Central Park is another popular filming location and stop for visitors to NYC. With European-inspired gardens, nature and wildlife in the city, the chance to enjoy free theater or musical performances, and waterfront dining, the park has a lot to offer visiting groups.
For more information, call NYC and Company at 212-484-1200, email firstname.lastname@example.org or visit nycgo.com.
Mackinac Island, Michigan
Mackinac Island, situated between Michigan’s Upper and Lower Peninsulas in the Straits of Mackinac, has enchanted vacationers since the Victorian era.
A key part of the island’s allure is its ban on cars. Visitors today get around by walking, bicycling or riding in a horse-drawn carriage — just as in 1900, 1950, or 2000.
Grand Hotel and Mission Point Resort were among the island locations for the 1980 movie, Somewhere in Time.
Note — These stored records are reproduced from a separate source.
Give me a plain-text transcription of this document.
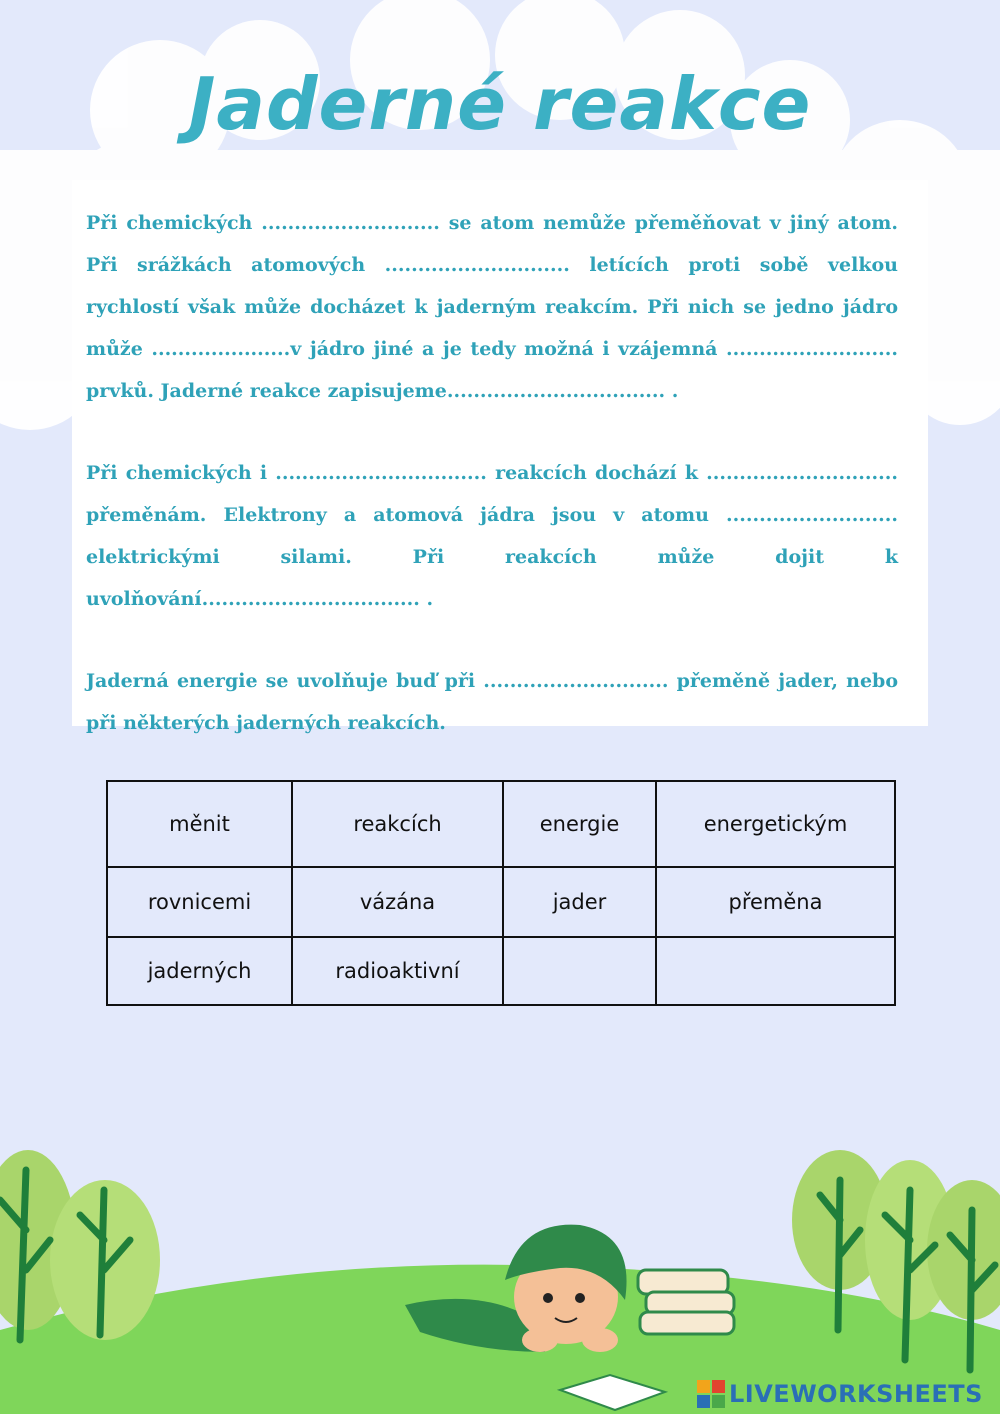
Jaderné reakce

Při chemických ........................... se atom nemůže přeměňovat v jiný atom. Při srážkách atomových ............................ letících proti sobě velkou rychlostí však může docházet k jaderným reakcím. Při nich se jedno jádro může .....................v jádro jiné a je tedy možná i vzájemná .......................... prvků. Jaderné reakce zapisujeme................................. .

Při chemických i ................................ reakcích dochází k ............................. přeměnám. Elektrony a atomová jádra jsou v atomu .......................... elektrickými silami. Při reakcích může dojit k uvolňování................................. .

Jaderná energie se uvolňuje buď při ............................ přeměně jader, nebo při některých jaderných reakcích.

měnit	reakcích	energie	energetickým
rovnicemi	vázána	jader	přeměna
jaderných	radioaktivní		
LIVEWORKSHEETS
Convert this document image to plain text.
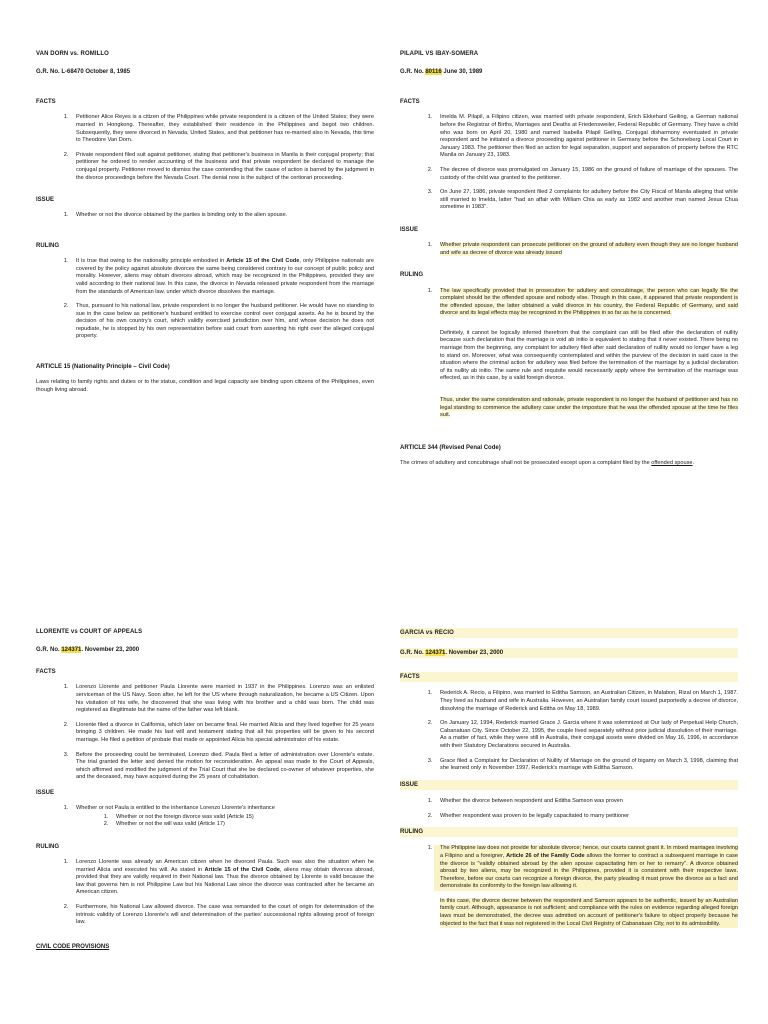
VAN DORN vs. ROMILLO
G.R. No. L-68470 October 8, 1985
FACTS
1. Petitioner Alice Reyes is a citizen of the Philippines while private respondent is a citizen of the United States; they were married in Hongkong. Thereafter, they established their residence in the Philippines and begot two children. Subsequently, they were divorced in Nevada, United States, and that petitioner has re-married also in Nevada, this time to Theodore Van Dorn.
2. Private respondent filed suit against petitioner, stating that petitioner's business in Manila is their conjugal property; that petitioner he ordered to render accounting of the business and that private respondent be declared to manage the conjugal property. Petitioner moved to dismiss the case contending that the cause of action is barred by the judgment in the divorce proceedings before the Nevada Court. The denial now is the subject of the certiorari proceeding.
ISSUE
1. Whether or not the divorce obtained by the parties is binding only to the alien spouse.
RULING
1. It is true that owing to the nationality principle embodied in Article 15 of the Civil Code, only Philippine nationals are covered by the policy against absolute divorces the same being considered contrary to our concept of public policy and morality. However, aliens may obtain divorces abroad, which may be recognized in the Philippines, provided they are valid according to their national law. In this case, the divorce in Nevada released private respondent from the marriage from the standards of American law, under which divorce dissolves the marriage.
2. Thus, pursuant to his national law, private respondent is no longer the husband petitioner. He would have no standing to sue in the case below as petitioner's husband entitled to exercise control over conjugal assets. As he is bound by the decision of his own country's court, which validly exercised jurisdiction over him, and whose decision he does not repudiate, he is stopped by his own representation before said court from asserting his right over the alleged conjugal property.
ARTICLE 15 (Nationality Principle – Civil Code)
Laws relating to family rights and duties or to the status, condition and legal capacity are binding upon citizens of the Philippines, even though living abroad.
PILAPIL VS IBAY-SOMERA
G.R. No. 80116 June 30, 1989
FACTS
1. Imelda M. Pilapil, a Filipino citizen, was married with private respondent, Erich Ekkehard Geiling, a German national before the Registrar of Births, Marriages and Deaths at Friedensweiler, Federal Republic of Germany. They have a child who was born on April 20, 1980 and named Isabella Pilapil Geiling. Conjugal disharmony eventuated in private respondent and he initiated a divorce proceeding against petitioner in Germany before the Schoneberg Local Court in January 1983. The petitioner then filed an action for legal separation, support and separation of property before the RTC Manila on January 23, 1983.
2. The decree of divorce was promulgated on January 15, 1986 on the ground of failure of marriage of the spouses. The custody of the child was granted to the petitioner.
3. On June 27, 1986, private respondent filed 2 complaints for adultery before the City Fiscal of Manila alleging that while still married to Imelda, latter "had an affair with William Chia as early as 1982 and another man named Jesus Chua sometime in 1983".
ISSUE
1. Whether private respondent can prosecute petitioner on the ground of adultery even though they are no longer husband and wife as decree of divorce was already issued
RULING
1. The law specifically provided that in prosecution for adultery and concubinage, the person who can legally file the complaint should be the offended spouse and nobody else. Though in this case, it appeared that private respondent is the offended spouse, the latter obtained a valid divorce in his country, the Federal Republic of Germany, and said divorce and its legal effects may be recognized in the Philippines in so far as he is concerned.
Definitely, it cannot be logically inferred therefrom that the complaint can still be filed after the declaration of nullity because such declaration that the marriage is void ab initio is equivalent to stating that it never existed. There being no marriage from the beginning, any complaint for adultery filed after said declaration of nullity would no longer have a leg to stand on. Moreover, what was consequently contemplated and within the purview of the decision in said case is the situation where the criminal action for adultery was filed before the termination of the marriage by a judicial declaration of its nullity ab initio. The same rule and requisite would necessarily apply where the termination of the marriage was effected, as in this case, by a valid foreign divorce.
Thus, under the same consideration and rationale, private respondent is no longer the husband of petitioner and has no legal standing to commence the adultery case under the imposture that he was the offended spouse at the time he files suit.
ARTICLE 344 (Revised Penal Code)
The crimes of adultery and concubinage shall not be prosecuted except upon a complaint filed by the offended spouse.
LLORENTE vs COURT OF APPEALS
G.R. No. 124371. November 23, 2000
FACTS
1. Lorenzo Llorente and petitioner Paula Llorente were married in 1937 in the Philippines. Lorenzo was an enlisted serviceman of the US Navy. Soon after, he left for the US where through naturalization, he became a US Citizen. Upon his visitation of his wife, he discovered that she was living with his brother and a child was born. The child was registered as illegitimate but the name of the father was left blank.
2. Llorente filed a divorce in California, which later on became final. He married Alicia and they lived together for 25 years bringing 3 children. He made his last will and testament stating that all his properties will be given to his second marriage. He filed a petition of probate that made or appointed Alicia his special administrator of his estate.
3. Before the proceeding could be terminated, Lorenzo died. Paula filed a letter of administration over Llorente's estate. The trial granted the letter and denied the motion for reconsideration. An appeal was made to the Court of Appeals, which affirmed and modified the judgment of the Trial Court that she be declared co-owner of whatever properties, she and the deceased, may have acquired during the 25 years of cohabitation.
ISSUE
1. Whether or not Paula is entitled to the inheritance Lorenzo Llorente's inheritance
1. Whether or not the foreign divorce was valid (Article 15)
2. Whether or not the will was valid (Article 17)
RULING
1. Lorenzo Llorente was already an American citizen when he divorced Paula. Such was also the situation when he married Alicia and executed his will. As stated in Article 15 of the Civil Code, aliens may obtain divorces abroad, provided that they are validly required in their National law. Thus the divorce obtained by Llorente is valid because the law that governs him is not Philippine Law but his National Law since the divorce was contracted after he became an American citizen.
2. Furthermore, his National Law allowed divorce. The case was remanded to the court of origin for determination of the intrinsic validity of Lorenzo Llorente's will and determination of the parties' successional rights allowing proof of foreign law.
CIVIL CODE PROVISIONS
GARCIA vs RECIO
G.R. No. 124371. November 23, 2000
FACTS
1. Rederick A. Recio, a Filipino, was married to Editha Samson, an Australian Citizen, in Malabon, Rizal on March 1, 1987. They lived as husband and wife in Australia. However, an Australian family court issued purportedly a decree of divorce, dissolving the marriage of Rederick and Editha on May 18, 1989.
2. On January 12, 1994, Rederick married Grace J. Garcia where it was solemnized at Our lady of Perpetual Help Church, Cabanatuan City. Since October 22, 1995, the couple lived separately without prior judicial dissolution of their marriage. As a matter of fact, while they were still in Australia, their conjugal assets were divided on May 16, 1996, in accordance with their Statutory Declarations secured in Australia.
3. Grace filed a Complaint for Declaration of Nullity of Marriage on the ground of bigamy on March 3, 1998, claiming that she learned only in November 1997, Rederick's marriage with Editha Samson.
ISSUE
1. Whether the divorce between respondent and Editha Samson was proven
2. Whether respondent was proven to be legally capacitated to marry petitioner
RULING
1. The Philippine law does not provide for absolute divorce; hence, our courts cannot grant it. In mixed marriages involving a Filipino and a foreigner, Article 26 of the Family Code allows the former to contract a subsequent marriage in case the divorce is "validly obtained abroad by the alien spouse capacitating him or her to remarry". A divorce obtained abroad by two aliens, may be recognized in the Philippines, provided it is consistent with their respective laws. Therefore, before our courts can recognize a foreign divorce, the party pleading it must prove the divorce as a fact and demonstrate its conformity to the foreign law allowing it.
In this case, the divorce decree between the respondent and Samson appears to be authentic, issued by an Australian family court. Although, appearance is not sufficient; and compliance with the rules on evidence regarding alleged foreign laws must be demonstrated, the decree was admitted on account of petitioner's failure to object properly because he objected to the fact that it was not registered in the Local Civil Registry of Cabanatuan City, not to its admissibility.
“Mackinac Island is special because it is a unique experience,” said W. Bradley McCallum, vice president and managing director of Mission Point Resort. “That’s what travelers are looking for, and the island is genuinely different.”
Not only is Mackinac Island rich in history, but the entire island keeps alive traditions — think horse-drawn carriages — that elsewhere are relegated to specific attractions.
Within that context, Mission Point Resort stands out due to its setting and its philosophy.
The resort’s sprawling 18-acre campus on the shore of Lake Huron lends itself to pursuing simple pleasures.
“Another thing that stands out is our style, the way we do hospitality,” McCallum said. “It’s informal, yet elegant. And we have great food.”
Ferries transport groups to and from the island. Book a narrated horse-drawn carriage tour, delve into the past at historic places like Fort Mackinac and offer a boating tour or kayak adventure. Fudge shops and other retail locations yield souvenirs.
For more information call Mackinac Island Tourism Bureau at 906-847-3783 or visit mackinacisland.org.
With its many attractions, museums and monuments, the nation’s capital welcomed a record 22 million visitors in 2016.
Visit the National Mall and discover the power of the Lincoln Memorial, the Jefferson Memorial, the World War II Memorial and the Vietnam Veterans Memorial. The Washington Monument, closed since mid-2016 due to the unreliability of the elevator control system, is set to reopen in spring 2019. The National Park Service has awarded a contract for the modernization of the monument’s elevator and the construction of a permanent screening facility for visitors entering the landmark.
The Smithsonian Institution offers 11 museums and galleries on the National Mall and six other museums and the National Zoo in the Washington area. From postage stamps to outer space, the Smithsonian has a museum for it — and admission is free. The Smithsonian offers groups discounted packages to its restaurants, IMAX theaters, the planetarium and paid exhibitions.
Don’t forget to see the original Declaration of Independence, Constitution of the United States and Bill of Rights at the National Archives Museum.
Other popular D.C. museums are the International Spy Museum, the National Building Museum and the Newseum. The Museum of the Bible opened late last year.